Господину Сидорову Дэ вдруг стало не до разборок с тинейджером, он протянул руки в сторону зеркала и пропел что-то на редкость немузыкальное на совершенно незнакомом языке. И стоило бросить на зеркальное полотно взгляд, как у меня чуть волосы дыбом не встали. С той стороны, откуда меня совсем недавно извлекли, медленно вращался синевато-сизый водоворот, то и дело вспыхивающий золотыми искрами. Затем гладкая поверхность зеркала пошла мелкими волнами и начала выпячиваться пузырем, грозя разлететься облаком смертельных осколков. Выглядело жутко, но, похоже, только меня одну тревожил неминуемый взрыв. Подросток что-то быстро лопотал на квазирусском наречии, Сидоров производил свои манипуляции без малейших эмоций, словно с ноутбуком работал.

И тут в сарай явился мужчина с правом решающего голоса – здоровяк в исполинской шубе, надетой прямо на голое, распаренное тело. И только теперь, на его фоне, стало ясно, что Дэ Сидоров – поджарый, как гончий пес, узколицый и черноволосый, а потому абсолютно нездешний.

– Ты что ж это здесь учинил, гаденыш? – грозно спросил бородач, на которого мальчишка был, кстати, очень похож. – Ужо я тебя!

Ну, по крайней мере, так я поняла его слова. А и в самом деле, какой еще вопрос мог задать родитель, застав отпрыска за небезопасной для себя и окружающих шкодой?

Бить мальчишку он не бил, но ругал страшно. Тот, в свою очередь, не стушевался, как мог отгавкивался, закрывая на всякий случай собственным телом странный механизм и зеркало.

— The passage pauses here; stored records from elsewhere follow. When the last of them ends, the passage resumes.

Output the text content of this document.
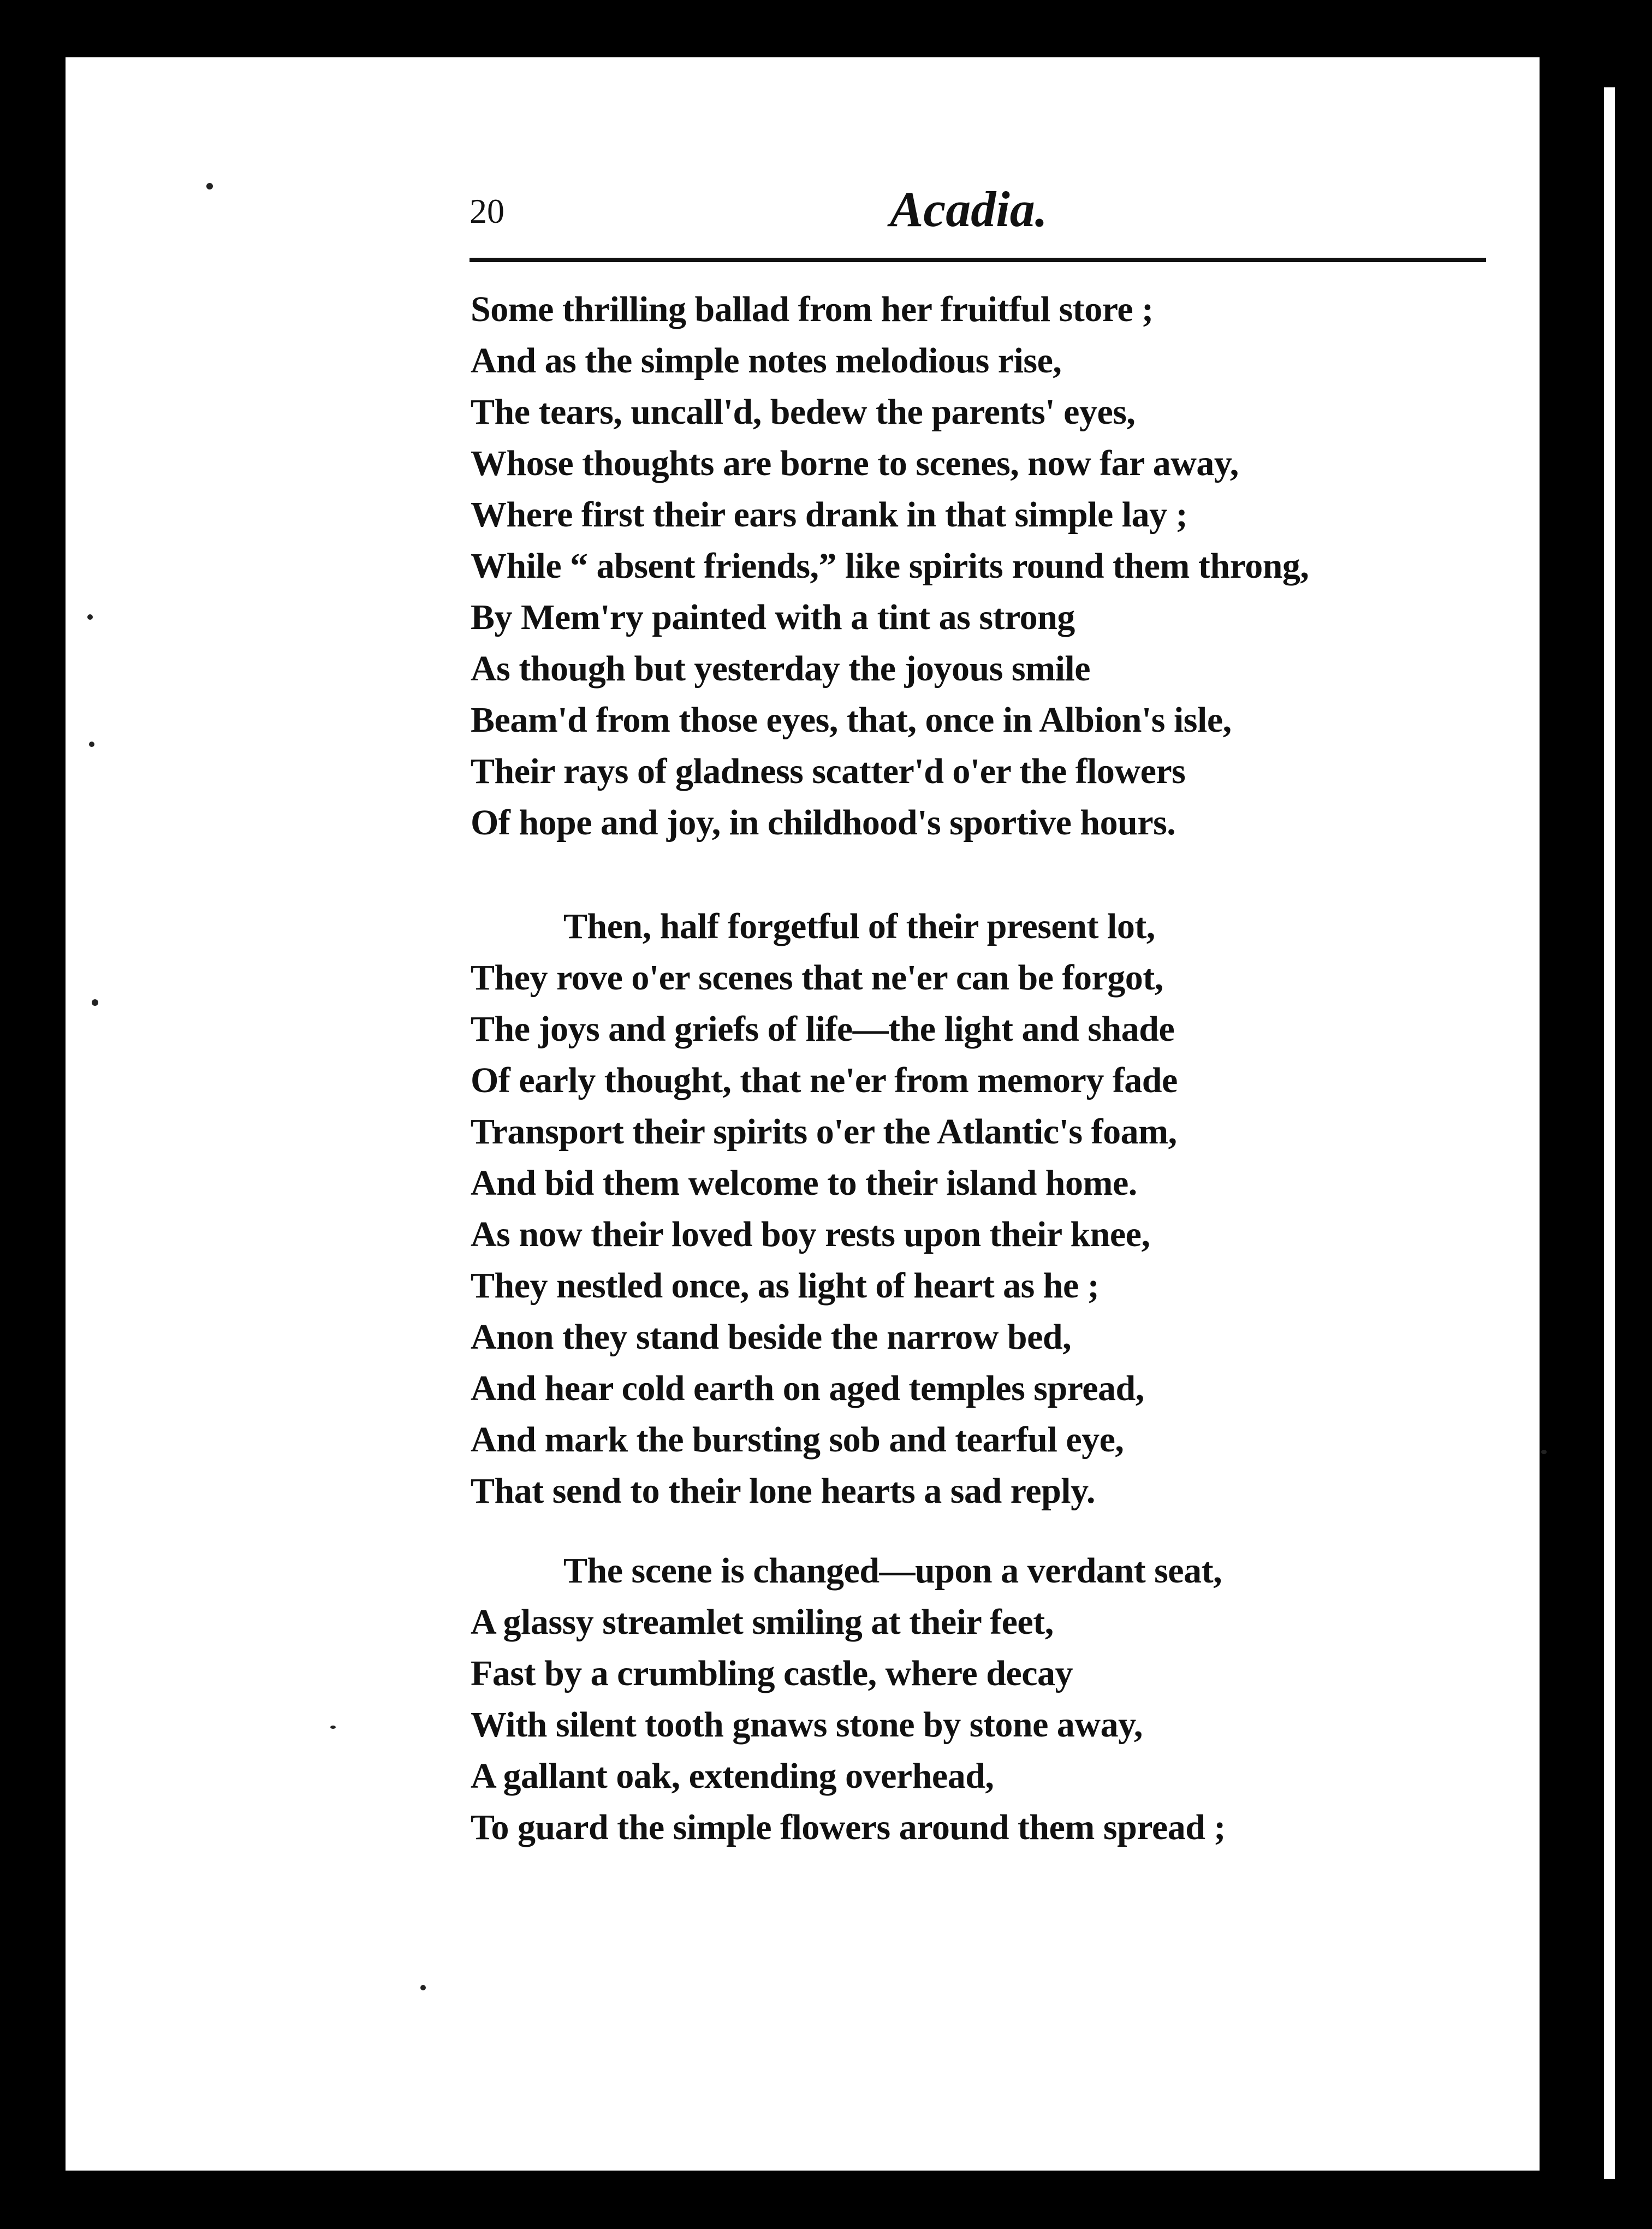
20	Acadia.
Some thrilling ballad from her fruitful store ;
And as the simple notes melodious rise,
The tears, uncall'd, bedew the parents' eyes,
Whose thoughts are borne to scenes, now far away,
Where first their ears drank in that simple lay ;
While “ absent friends,” like spirits round them throng,
By Mem'ry painted with a tint as strong
As though but yesterday the joyous smile
Beam'd from those eyes, that, once in Albion's isle,
Their rays of gladness scatter'd o'er the flowers
Of hope and joy, in childhood's sportive hours.
Then, half forgetful of their present lot,
They rove o'er scenes that ne'er can be forgot,
The joys and griefs of life—the light and shade
Of early thought, that ne'er from memory fade
Transport their spirits o'er the Atlantic's foam,
And bid them welcome to their island home.
As now their loved boy rests upon their knee,
They nestled once, as light of heart as he ;
Anon they stand beside the narrow bed,
And hear cold earth on aged temples spread,
And mark the bursting sob and tearful eye,
That send to their lone hearts a sad reply.
The scene is changed—upon a verdant seat,
A glassy streamlet smiling at their feet,
Fast by a crumbling castle, where decay
With silent tooth gnaws stone by stone away,
A gallant oak, extending overhead,
To guard the simple flowers around them spread ;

На меня грозный хозяин только зыркнул бешено и выкрикнул что-то вроде: «Тьфу! Сгинь! Изыди!»

«Тьфу» – это понятно, «сгинь» тоже вполне по-русски. Нехорошие предчувствия крепли во мне с каждым мгновением.

«Сейчас забьют кольями или сожгут, как ведьму! Или у нас не жгли?..»

Память услужливо подсказала, что европейская практика аутодафе на российской почве не прижилась, но от этого не стало легче. Тонуть в проруби с жерновом на шее мне тоже не хотелось.

Никто здесь моему появлению не обрадовался. Кроме полуголого брюнета Сидорова. Тот, напротив, расплылся в радостной ухмылке. Теперь бы еще забыть его возглас «Попалась!», и то, с какой бешеной яростью вспыхнули его зеленые глаза в этот миг.

– Слушайте…

Я вовремя спохватилась, но настойчиво теребить пустой рукав сидоровской дохи не перестала. Пусть хоть на минуту отвлечется от пререканий с бородачом и его отпрыском и вернется к реальности, в которой кое-кому пора бы уж и домой. Либо вернуться, либо проснуться.

Зеркало уже давно перестало пузыриться и выглядело вполне мирно, чтобы…

– Эй! Как я теперь домой попаду?

– Пока никак! – отрезал чертов заклинатель зеркал.

Он ловко накинул на меня свою доху, крепко сжал и поволок куда-то в полнейшую неизвестность.


Диху

Как дракон чует золото, сборщик податей – лишний грош в кубышке обывателя, а муха безошибочно летит на… э… мед, так и сын Холмов, вся суть которого пропитана магией, сумев разглядеть это существо сквозь толщу времен и миров, пренебрег таким скромным препятствием, как стекло, покрытое амальгамой. Настоящая эмбарр, живая, вот прямо здесь – только руку протянуть! Он и протянул. Это ежели поэтично, а если попросту – то его личный амулет на удачу. То, что нужный артефакт, в смысле образец, из плоти и крови, не слишком хорошо, но не так уж существенно. По сравнению с множеством достоинств такой недостаток, как принадлежность артефакта к людскому роду и женскому полу, не стоит даже упоминания. Нюансы всегда есть, равно как и побочные эффекты.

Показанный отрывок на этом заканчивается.